As we know from crypto, currently prices are made up 90% by speculation and 10% fundamentals. If we want to predict prices purely based on fundamentals we can do this. Two very good articles which give good fundamentals for speculation are the following ones:
Safex Cash:
Safex Token:
If you put these together, you can give a minimum(!) value for SFX based on the marketplace volume and the velocity of money of the currency SFX.
Based on the fact, that SFT is generating regular cash flow for its holders, I would say that the Token should be worth at least(!) 10c for every 100M USD yearly transaction volume on the market.
Example: 500M USD volume in the first 6 month would result in a price of SFX being ~ 2 USD and SFT being ~ 1 USD
The velocity of money is massively influenced by long term hodlers of SFX. Therefore, the real velocity of money could be way lower which would result in a higher price of SFX. A halvening of the velocity of money results in a double of the price.

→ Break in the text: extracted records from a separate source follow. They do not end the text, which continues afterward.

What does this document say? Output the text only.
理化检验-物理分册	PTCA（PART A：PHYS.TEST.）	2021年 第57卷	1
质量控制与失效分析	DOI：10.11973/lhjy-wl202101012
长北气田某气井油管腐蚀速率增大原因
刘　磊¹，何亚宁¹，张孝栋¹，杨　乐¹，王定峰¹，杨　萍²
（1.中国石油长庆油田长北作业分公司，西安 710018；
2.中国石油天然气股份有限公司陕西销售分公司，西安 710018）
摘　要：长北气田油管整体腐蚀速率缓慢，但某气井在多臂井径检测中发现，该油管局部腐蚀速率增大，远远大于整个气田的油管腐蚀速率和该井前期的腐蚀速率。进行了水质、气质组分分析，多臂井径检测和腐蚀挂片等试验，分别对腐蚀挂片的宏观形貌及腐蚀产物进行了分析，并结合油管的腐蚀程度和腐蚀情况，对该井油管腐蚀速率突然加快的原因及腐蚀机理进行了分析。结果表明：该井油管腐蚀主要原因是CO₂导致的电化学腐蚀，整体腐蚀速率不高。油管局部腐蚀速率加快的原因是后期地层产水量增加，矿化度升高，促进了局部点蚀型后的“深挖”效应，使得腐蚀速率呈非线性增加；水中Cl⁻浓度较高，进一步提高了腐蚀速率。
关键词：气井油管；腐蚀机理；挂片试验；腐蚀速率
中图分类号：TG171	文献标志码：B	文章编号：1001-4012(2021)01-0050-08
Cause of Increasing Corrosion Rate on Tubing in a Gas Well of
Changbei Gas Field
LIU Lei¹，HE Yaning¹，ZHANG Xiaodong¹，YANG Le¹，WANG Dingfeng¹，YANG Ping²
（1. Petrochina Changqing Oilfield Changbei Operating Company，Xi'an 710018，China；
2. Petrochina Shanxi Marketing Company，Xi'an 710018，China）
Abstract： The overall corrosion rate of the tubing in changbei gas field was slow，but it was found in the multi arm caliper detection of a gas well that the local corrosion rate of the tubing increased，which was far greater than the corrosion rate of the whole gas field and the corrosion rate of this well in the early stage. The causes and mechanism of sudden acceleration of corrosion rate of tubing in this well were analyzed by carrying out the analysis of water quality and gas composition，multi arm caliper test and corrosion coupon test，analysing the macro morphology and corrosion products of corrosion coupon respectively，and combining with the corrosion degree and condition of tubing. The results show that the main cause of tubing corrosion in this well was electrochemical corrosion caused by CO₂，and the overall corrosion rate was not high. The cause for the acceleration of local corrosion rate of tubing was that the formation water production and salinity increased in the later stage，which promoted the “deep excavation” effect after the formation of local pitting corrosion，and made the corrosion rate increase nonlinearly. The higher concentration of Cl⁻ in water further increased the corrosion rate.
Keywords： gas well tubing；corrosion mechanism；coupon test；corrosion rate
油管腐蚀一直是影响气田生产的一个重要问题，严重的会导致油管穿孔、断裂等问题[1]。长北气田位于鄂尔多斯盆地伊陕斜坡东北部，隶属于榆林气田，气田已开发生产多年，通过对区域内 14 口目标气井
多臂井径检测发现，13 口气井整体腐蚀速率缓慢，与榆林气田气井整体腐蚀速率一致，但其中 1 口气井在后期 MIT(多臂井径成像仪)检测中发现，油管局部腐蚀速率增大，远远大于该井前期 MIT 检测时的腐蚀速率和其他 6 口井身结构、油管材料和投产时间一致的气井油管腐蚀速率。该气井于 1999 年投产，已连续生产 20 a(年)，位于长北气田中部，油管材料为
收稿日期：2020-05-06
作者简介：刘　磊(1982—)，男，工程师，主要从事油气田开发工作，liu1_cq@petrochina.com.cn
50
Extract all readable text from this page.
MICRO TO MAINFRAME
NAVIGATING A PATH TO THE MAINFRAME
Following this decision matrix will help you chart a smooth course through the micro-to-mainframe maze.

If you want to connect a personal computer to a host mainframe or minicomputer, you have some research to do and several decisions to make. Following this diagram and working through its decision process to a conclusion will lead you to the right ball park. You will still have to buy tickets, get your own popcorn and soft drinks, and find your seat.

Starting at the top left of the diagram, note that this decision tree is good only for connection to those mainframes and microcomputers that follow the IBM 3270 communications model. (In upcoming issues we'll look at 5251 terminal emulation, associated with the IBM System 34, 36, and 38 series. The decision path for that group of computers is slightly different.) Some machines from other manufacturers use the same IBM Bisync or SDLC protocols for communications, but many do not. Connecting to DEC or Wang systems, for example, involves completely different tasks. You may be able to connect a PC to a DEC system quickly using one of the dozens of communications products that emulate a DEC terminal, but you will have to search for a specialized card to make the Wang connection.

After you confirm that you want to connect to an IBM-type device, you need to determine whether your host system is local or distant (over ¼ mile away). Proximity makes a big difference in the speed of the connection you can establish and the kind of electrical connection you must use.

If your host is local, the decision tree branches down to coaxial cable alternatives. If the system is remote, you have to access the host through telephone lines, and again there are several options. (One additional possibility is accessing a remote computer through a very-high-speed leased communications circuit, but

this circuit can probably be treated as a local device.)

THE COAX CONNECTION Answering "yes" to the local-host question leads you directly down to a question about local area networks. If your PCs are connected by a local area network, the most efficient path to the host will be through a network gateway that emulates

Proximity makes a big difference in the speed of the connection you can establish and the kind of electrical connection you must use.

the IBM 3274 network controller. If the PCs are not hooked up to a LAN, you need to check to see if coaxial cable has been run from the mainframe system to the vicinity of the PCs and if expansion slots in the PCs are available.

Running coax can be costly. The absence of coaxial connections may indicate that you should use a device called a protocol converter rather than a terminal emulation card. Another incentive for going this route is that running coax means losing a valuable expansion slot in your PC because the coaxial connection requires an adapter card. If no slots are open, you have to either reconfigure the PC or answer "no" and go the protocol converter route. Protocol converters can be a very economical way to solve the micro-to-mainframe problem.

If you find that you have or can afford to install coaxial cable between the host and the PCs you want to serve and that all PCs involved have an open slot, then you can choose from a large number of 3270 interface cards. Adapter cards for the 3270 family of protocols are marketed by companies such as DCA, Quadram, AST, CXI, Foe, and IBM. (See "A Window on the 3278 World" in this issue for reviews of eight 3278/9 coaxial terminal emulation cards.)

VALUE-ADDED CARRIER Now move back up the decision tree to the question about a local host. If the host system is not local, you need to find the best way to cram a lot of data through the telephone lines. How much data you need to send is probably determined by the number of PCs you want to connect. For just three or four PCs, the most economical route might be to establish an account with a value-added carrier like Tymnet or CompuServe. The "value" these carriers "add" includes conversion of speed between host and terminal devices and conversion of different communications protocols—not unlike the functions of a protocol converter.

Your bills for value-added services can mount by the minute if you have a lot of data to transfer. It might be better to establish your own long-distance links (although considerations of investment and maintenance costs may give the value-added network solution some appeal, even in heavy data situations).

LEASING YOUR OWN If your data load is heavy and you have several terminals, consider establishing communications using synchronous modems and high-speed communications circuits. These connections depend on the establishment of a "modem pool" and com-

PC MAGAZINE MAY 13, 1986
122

Regarding SFT, a future growth of the volume could be priced in which would then result in a higher valuation of the Token.
If we take these fundamentals and factors of speculation together, we can assume following scenarios:
500M USD 6 months after marketplace opening
2-20 USD for SFX
1-10 USD for SFT
100M USD 6 months after marketplace opening
0.40-4 USD for SFX
0.20-2 USD for SFT
These calculations do not take into account the interest of miners into SFX. If more miners join the network and the hash rate increases, the price of SFX could be way higher too. These are calculations based purely on the fundamentals of velocity of money and models of Profit/Earning ratios in the Stock Market.